成果速递:IOM实验室提出一种用于预测消费者购买意愿的序贯可解释深度学习方法

Title: Next, browse or purchase—A sequential and interpretable deep learning approach for predicting customer purchase intention
Authors: Feng Jiahui; Liu Hefu
Journal: Information Sciences
URL: doi.org/10.1016/j.ins.2026.123144
abstract:
E-commerce platforms often face the challenge of high user traffic accompanied by low purchase conversion rates, making the real-time identification of consumers with strong purchase intentions a critical problem. User browsing behavior provides valuable signals for such real-time prediction. However, most existing studies primarily rely on discrete click features or single-attribute click sequences, thereby failing to fully capture the inherently sequential and multi-attribute nature of customer behavior. Additionally, some studies that adopt deep learning models prioritize predictive accuracy while sacrificing interpretability, which limits their practical adoption by business operators. Therefore, the effective utilization of browsing data presents three key challenges: sequentiality, interactivity, and interpretability. In this study, grounded in cognitive response theory, we propose an interpretable deep learning framework named Multi-Channel transFORMER (Mcformer) to predict customer purchase intentions.

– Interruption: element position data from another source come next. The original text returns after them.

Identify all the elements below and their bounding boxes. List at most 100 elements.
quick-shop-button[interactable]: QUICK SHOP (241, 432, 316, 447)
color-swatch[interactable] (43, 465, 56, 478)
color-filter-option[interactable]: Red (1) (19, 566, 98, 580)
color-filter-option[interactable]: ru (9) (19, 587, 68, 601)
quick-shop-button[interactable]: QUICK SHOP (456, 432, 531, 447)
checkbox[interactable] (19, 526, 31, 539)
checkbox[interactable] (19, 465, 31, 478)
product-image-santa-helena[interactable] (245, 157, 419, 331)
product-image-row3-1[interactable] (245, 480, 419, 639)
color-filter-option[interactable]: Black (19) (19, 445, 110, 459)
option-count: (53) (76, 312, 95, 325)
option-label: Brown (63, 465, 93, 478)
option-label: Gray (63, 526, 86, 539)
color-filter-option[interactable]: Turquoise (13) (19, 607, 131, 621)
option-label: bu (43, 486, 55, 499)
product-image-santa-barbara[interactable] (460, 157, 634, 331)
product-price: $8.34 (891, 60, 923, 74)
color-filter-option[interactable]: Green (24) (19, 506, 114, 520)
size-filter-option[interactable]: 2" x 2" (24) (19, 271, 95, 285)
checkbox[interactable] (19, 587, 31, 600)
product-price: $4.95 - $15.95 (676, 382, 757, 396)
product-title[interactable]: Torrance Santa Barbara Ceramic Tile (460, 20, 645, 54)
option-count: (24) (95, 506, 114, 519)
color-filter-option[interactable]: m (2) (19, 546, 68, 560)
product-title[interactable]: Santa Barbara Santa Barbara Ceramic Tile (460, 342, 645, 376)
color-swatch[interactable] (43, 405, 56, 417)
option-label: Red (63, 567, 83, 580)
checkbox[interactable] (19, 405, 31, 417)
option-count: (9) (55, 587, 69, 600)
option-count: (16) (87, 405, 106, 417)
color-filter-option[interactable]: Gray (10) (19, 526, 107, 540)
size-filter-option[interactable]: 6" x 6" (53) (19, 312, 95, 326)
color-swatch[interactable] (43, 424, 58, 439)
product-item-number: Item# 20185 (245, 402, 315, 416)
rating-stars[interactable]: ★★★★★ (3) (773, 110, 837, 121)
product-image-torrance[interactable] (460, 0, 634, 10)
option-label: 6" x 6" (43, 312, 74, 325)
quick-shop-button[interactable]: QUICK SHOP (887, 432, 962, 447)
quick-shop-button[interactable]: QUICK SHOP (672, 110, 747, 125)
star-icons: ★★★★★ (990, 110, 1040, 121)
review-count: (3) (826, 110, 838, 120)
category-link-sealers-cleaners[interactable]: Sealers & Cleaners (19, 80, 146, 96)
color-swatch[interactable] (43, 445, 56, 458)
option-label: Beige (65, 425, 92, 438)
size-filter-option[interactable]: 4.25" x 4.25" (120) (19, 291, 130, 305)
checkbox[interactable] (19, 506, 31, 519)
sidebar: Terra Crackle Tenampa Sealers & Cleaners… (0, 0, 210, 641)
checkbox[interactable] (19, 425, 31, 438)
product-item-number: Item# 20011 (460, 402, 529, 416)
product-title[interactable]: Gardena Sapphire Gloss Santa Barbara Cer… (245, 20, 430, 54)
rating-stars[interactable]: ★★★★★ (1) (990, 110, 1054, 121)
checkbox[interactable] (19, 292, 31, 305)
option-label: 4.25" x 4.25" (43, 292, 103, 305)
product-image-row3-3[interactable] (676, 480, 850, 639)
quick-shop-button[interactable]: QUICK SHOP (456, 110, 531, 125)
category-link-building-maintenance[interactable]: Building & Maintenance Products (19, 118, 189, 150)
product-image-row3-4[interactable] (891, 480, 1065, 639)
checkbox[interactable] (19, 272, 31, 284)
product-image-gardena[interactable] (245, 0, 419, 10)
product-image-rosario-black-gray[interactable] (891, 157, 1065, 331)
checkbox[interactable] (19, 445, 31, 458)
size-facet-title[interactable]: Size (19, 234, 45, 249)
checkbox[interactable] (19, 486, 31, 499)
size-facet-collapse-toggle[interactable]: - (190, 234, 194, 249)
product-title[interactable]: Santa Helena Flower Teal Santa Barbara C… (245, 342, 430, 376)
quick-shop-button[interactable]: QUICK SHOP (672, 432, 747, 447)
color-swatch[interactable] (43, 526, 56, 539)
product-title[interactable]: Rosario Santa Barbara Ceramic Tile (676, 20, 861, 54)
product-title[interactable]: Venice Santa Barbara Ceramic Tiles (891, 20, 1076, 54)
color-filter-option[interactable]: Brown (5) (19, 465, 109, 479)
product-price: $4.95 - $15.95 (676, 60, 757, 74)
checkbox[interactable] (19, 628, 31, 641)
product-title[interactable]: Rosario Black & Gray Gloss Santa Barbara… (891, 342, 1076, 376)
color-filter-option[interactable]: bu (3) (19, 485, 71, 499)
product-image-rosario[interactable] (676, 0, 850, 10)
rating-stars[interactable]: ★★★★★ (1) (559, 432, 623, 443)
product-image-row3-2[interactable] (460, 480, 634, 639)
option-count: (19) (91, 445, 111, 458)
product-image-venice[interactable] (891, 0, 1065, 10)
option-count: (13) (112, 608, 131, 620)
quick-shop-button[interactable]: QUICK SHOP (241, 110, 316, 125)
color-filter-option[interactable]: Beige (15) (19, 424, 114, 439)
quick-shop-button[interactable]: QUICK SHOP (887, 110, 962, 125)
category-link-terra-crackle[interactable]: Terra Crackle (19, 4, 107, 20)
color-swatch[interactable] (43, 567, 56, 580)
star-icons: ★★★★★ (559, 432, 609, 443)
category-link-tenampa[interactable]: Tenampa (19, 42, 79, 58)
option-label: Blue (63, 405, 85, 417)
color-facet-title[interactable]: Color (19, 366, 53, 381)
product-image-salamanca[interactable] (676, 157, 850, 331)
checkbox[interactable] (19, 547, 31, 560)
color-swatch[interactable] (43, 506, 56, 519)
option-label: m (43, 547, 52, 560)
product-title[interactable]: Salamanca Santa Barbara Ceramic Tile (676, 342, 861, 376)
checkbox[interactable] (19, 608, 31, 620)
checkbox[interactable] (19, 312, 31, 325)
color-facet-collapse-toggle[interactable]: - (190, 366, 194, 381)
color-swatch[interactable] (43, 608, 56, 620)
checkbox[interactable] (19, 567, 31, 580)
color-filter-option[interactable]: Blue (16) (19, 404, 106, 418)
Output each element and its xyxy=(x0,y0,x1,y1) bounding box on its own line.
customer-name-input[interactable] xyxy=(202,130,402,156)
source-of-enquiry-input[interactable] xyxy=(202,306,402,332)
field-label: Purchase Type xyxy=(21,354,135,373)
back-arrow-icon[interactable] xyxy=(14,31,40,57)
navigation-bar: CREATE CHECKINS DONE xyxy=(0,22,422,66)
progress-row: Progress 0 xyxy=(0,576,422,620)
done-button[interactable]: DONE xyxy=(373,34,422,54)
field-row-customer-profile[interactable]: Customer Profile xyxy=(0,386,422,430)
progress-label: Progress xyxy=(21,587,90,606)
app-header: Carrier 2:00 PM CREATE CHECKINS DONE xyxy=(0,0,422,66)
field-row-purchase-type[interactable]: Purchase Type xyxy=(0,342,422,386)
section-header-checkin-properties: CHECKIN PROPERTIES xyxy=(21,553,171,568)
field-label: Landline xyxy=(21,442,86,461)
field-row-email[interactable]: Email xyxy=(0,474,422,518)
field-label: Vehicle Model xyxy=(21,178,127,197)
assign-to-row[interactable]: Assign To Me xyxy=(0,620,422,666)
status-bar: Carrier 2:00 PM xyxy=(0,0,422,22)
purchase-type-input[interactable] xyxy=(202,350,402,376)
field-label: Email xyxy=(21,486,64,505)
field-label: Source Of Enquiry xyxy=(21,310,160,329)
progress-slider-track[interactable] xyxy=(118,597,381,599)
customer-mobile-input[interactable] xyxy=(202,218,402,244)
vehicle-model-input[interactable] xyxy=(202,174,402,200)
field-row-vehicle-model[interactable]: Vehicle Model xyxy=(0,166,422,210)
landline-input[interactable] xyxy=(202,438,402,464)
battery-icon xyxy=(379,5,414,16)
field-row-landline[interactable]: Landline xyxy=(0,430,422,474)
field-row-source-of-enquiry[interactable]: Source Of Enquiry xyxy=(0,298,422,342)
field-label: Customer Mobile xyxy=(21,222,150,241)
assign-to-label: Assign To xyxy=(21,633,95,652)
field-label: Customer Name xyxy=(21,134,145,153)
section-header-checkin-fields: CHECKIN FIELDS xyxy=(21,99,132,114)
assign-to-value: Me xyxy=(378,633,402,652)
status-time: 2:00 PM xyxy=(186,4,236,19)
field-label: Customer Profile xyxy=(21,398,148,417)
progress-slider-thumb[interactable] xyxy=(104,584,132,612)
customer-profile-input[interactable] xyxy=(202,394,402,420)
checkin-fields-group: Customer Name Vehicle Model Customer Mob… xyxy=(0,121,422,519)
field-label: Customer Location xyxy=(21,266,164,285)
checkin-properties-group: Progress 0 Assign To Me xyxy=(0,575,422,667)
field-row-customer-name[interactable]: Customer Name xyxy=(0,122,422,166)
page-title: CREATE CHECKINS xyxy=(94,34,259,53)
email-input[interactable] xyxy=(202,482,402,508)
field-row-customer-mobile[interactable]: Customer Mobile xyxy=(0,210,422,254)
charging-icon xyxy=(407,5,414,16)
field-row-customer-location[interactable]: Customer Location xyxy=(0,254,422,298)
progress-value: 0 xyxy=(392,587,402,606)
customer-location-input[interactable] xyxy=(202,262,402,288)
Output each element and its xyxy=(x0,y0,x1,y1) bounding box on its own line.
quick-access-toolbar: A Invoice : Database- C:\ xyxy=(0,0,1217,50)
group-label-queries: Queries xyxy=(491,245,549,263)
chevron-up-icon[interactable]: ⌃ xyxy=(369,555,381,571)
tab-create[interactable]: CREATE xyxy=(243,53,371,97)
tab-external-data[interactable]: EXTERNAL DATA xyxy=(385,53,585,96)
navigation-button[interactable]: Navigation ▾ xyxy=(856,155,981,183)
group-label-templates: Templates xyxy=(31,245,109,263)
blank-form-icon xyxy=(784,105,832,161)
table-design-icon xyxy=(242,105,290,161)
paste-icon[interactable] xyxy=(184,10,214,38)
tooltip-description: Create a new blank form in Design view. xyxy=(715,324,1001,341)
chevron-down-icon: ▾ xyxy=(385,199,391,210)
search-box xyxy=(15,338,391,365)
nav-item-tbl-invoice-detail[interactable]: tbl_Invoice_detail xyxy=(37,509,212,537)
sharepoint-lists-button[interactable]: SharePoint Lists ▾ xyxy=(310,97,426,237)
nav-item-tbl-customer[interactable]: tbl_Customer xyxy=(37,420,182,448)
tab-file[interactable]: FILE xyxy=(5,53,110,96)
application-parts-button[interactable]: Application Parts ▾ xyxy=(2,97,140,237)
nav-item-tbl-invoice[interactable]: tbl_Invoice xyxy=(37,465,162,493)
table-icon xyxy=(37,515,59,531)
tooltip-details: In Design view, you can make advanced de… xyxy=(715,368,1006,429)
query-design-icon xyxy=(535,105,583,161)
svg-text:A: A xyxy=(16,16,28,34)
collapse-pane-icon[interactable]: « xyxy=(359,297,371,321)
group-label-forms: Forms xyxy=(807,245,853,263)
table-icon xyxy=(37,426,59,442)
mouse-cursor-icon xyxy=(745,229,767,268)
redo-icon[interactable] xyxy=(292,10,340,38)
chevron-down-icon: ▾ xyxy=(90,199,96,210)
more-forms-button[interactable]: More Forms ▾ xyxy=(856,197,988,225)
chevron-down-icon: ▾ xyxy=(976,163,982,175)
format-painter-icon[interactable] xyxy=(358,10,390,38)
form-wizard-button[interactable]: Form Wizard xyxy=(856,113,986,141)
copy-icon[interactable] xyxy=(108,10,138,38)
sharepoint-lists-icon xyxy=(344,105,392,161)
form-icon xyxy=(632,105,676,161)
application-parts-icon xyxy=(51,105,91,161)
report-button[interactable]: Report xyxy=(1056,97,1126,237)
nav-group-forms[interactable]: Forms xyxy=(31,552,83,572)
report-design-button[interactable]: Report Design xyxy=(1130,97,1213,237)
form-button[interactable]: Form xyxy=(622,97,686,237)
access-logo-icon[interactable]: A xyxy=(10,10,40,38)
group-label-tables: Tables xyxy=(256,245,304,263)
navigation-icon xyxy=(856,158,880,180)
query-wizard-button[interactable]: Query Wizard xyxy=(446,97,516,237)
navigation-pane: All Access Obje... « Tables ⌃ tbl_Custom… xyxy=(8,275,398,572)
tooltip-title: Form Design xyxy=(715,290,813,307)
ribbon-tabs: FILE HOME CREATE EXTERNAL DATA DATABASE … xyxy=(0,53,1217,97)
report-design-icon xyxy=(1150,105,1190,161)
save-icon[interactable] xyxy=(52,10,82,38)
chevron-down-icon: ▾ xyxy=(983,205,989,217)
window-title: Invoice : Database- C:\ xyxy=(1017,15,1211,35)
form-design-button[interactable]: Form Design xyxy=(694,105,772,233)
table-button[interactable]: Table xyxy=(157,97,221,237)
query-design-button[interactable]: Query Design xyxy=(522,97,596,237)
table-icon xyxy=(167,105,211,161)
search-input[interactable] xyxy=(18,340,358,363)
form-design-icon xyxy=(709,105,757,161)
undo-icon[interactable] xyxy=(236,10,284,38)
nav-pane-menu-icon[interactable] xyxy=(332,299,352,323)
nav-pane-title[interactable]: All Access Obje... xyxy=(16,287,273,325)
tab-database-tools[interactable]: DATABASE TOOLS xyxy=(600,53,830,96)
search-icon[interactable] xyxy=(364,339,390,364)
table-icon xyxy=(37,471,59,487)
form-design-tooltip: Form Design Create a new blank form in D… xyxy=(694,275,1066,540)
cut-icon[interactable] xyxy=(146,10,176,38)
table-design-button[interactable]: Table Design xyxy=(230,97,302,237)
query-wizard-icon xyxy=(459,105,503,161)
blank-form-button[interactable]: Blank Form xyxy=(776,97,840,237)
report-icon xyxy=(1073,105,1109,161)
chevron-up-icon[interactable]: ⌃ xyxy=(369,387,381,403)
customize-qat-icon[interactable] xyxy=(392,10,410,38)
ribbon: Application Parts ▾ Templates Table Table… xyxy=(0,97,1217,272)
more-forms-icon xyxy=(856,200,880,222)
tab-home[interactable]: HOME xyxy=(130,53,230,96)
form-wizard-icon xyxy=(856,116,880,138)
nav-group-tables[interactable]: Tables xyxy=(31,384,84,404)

Our model employs a multi-channel Transformer to capture real-time customer preferences from multi-attribute clickstream data, while a cross-fusion layer learns the interaction information across different attribute sequences. Experiments conducted on a real-world dataset containing sequences of varying lengths demonstrate the superior effectiveness of Mcformer. Furthermore, we systematically analyze the model’s interpretability from the perspectives of model parameters, input data, and correlation analysis. This enhances the transparency and trustworthiness of Mcformer, facilitating its adoption and further development by business decision-makers. Overall, this study contributes to the literature on customer purchase behavior modeling and offers meaningful insights into the interpretability of deep learning models, with important implications for both theory and practice.